Cette course au plus long vol n’a rien d’anecdotique pour l’industrie. Chaque escale supprimée fait gagner du temps au passager, mais aussi de l’argent à la compagnie, qui économise une rotation d’équipage, des taxes d’aéroport et du carburant brûlé lors des décollages intermédiaires. Le calcul reste serré : transporter assez de kérosène pour 22 heures pèse lourd, et alourdir l’avion finit par grignoter le carburant lui-même. Tout l’enjeu technique consiste à trouver le point d’équilibre.

Trois ans de retard et des réservoirs récalcitrants

C’est là que l’histoire se complique. À l’origine, ces avions devaient entrer en service en 2025. Puis fin 2026. La première livraison est désormais repoussée à avril 2027, et les premiers vols commerciaux ne sont pas attendus avant la seconde moitié de la même année. Trois ans de patience pour les voyageurs déjà séduits par l’idée.

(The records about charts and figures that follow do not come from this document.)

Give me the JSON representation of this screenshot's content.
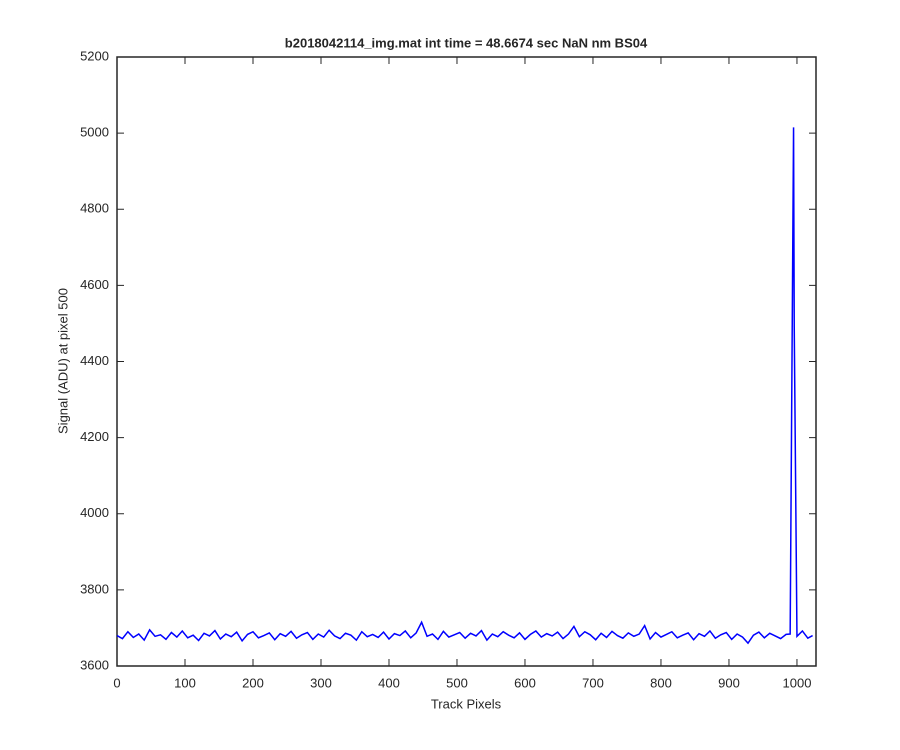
{
  "chart_data": {
    "type": "line",
    "title": "b2018042114_img.mat int time = 48.6674 sec  NaN nm BS04",
    "x_label": "Track Pixels",
    "y_label": "Signal (ADU) at pixel 500",
    "x": [
      0,
      8,
      16,
      24,
      32,
      40,
      48,
      56,
      64,
      72,
      80,
      88,
      96,
      104,
      112,
      120,
      128,
      136,
      144,
      152,
      160,
      168,
      176,
      184,
      192,
      200,
      208,
      216,
      224,
      232,
      240,
      248,
      256,
      264,
      272,
      280,
      288,
      296,
      304,
      312,
      320,
      328,
      336,
      344,
      352,
      360,
      368,
      376,
      384,
      392,
      400,
      408,
      416,
      424,
      432,
      440,
      448,
      456,
      464,
      472,
      480,
      488,
      496,
      504,
      512,
      520,
      528,
      536,
      544,
      552,
      560,
      568,
      576,
      584,
      592,
      600,
      608,
      616,
      624,
      632,
      640,
      648,
      656,
      664,
      672,
      680,
      688,
      696,
      704,
      712,
      720,
      728,
      736,
      744,
      752,
      760,
      768,
      776,
      784,
      792,
      800,
      808,
      816,
      824,
      832,
      840,
      848,
      856,
      864,
      872,
      880,
      888,
      896,
      904,
      912,
      920,
      928,
      936,
      944,
      952,
      960,
      968,
      976,
      984,
      990,
      995,
      996,
      1000,
      1008,
      1016,
      1023
    ],
    "series": [
      {
        "color": "#0000ff",
        "values": [
          3680,
          3672,
          3690,
          3675,
          3684,
          3668,
          3695,
          3678,
          3682,
          3670,
          3688,
          3676,
          3692,
          3674,
          3681,
          3667,
          3686,
          3679,
          3693,
          3671,
          3684,
          3677,
          3689,
          3666,
          3683,
          3690,
          3674,
          3680,
          3687,
          3669,
          3685,
          3678,
          3691,
          3673,
          3682,
          3688,
          3670,
          3684,
          3676,
          3694,
          3679,
          3672,
          3686,
          3681,
          3668,
          3690,
          3677,
          3683,
          3675,
          3689,
          3671,
          3685,
          3680,
          3692,
          3674,
          3687,
          3715,
          3678,
          3684,
          3670,
          3691,
          3676,
          3682,
          3688,
          3673,
          3686,
          3679,
          3693,
          3668,
          3684,
          3677,
          3690,
          3681,
          3674,
          3687,
          3670,
          3683,
          3692,
          3676,
          3685,
          3679,
          3689,
          3672,
          3684,
          3704,
          3677,
          3690,
          3682,
          3669,
          3686,
          3675,
          3691,
          3680,
          3673,
          3687,
          3678,
          3684,
          3706,
          3671,
          3688,
          3676,
          3683,
          3690,
          3674,
          3681,
          3687,
          3669,
          3685,
          3678,
          3692,
          3673,
          3682,
          3688,
          3670,
          3684,
          3676,
          3660,
          3681,
          3689,
          3674,
          3686,
          3679,
          3672,
          3683,
          3684,
          5015,
          4490,
          3678,
          3692,
          3673,
          3680
        ]
      }
    ],
    "xlim": [
      0,
      1028
    ],
    "ylim": [
      3600,
      5200
    ],
    "xticks": [
      0,
      100,
      200,
      300,
      400,
      500,
      600,
      700,
      800,
      900,
      1000
    ],
    "yticks": [
      3600,
      3800,
      4000,
      4200,
      4400,
      4600,
      4800,
      5000,
      5200
    ],
    "grid": false
  }
}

La raison principale du retard tient justement à ces fameux réservoirs additionnels. Les faire certifier auprès des autorités européennes de l’aviation s’est révélé plus long que prévu, un appareil capable de voler 22 heures soulevant des questions inédites de sécurité et de gestion du carburant. À ces complications réglementaires s’ajoutent les problèmes de chaîne d’approvisionnement qui touchent l’ensemble du programme A350 depuis plusieurs années. Le vol de mardi marque d’ailleurs le coup d’envoi d’une campagne d’essais de deux mois, destinée à valider toutes ces modifications avant la certification finale.

Voler 22 heures, vraiment une bonne idée ?

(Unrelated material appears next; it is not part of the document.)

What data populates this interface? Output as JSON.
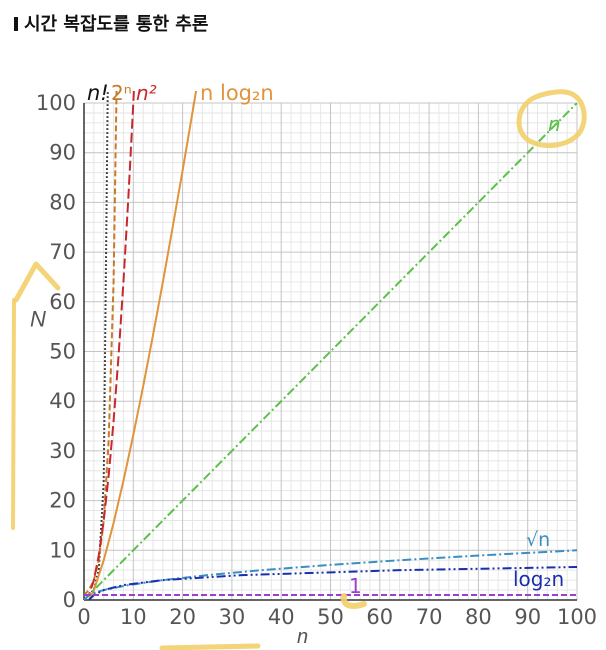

Reste une question que les compagnies préfèrent éluder : le corps humain est-il fait pour rester assis presque une journée entière ? Qantas a anticipé le sujet en travaillant avec des chercheurs australiens sur le sommeil, l’éclairage adapté aux fuseaux horaires, les repas calibrés pour limiter le décalage. La cabine moins remplie répond aussi à cet enjeu : plus d’espace pour s’étirer, marcher, bouger. Sur un trajet de cette durée, la fatigue et les risques liés à l’immobilité prolongée ne sont pas des détails marketing.

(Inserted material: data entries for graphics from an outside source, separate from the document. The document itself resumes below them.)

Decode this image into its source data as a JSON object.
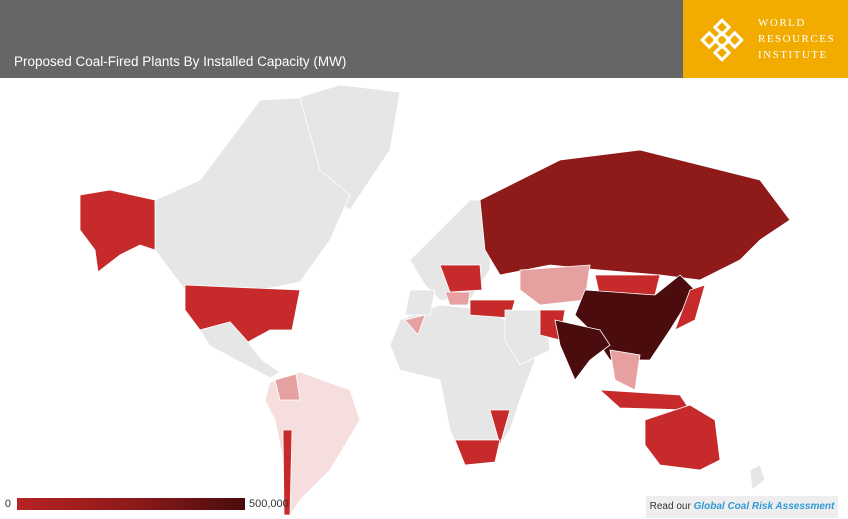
{
  "header": {
    "title": "Proposed Coal-Fired Plants By Installed Capacity (MW)",
    "logo": [
      "WORLD",
      "RESOURCES",
      "INSTITUTE"
    ]
  },
  "legend": {
    "min": 0,
    "max": {
      "value": 500000,
      "label": "500,000"
    },
    "colors": [
      "#b82222",
      "#8e1a1a",
      "#4a0c0c"
    ]
  },
  "link": {
    "prefix": "Read our",
    "text": "Global Coal Risk Assessment"
  }
}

Pour Airbus, l’enjeu dépasse le seul contrat australien. Réussir le vol le plus long du monde, c’est planter un drapeau technologique face à Boeing et démontrer que l’A350 peut grignoter des routes que personne n’osait imaginer sans escale. Si la certification se passe bien cet été, l’appareil entrera dans l’histoire de l’aviation civile comme celui qui aura aboli la dernière grande correspondance obligatoire de la planète. Le premier passager payant pour un Sydney-Londres direct, lui, devra encore prendre son mal en patience jusqu’au printemps 2027.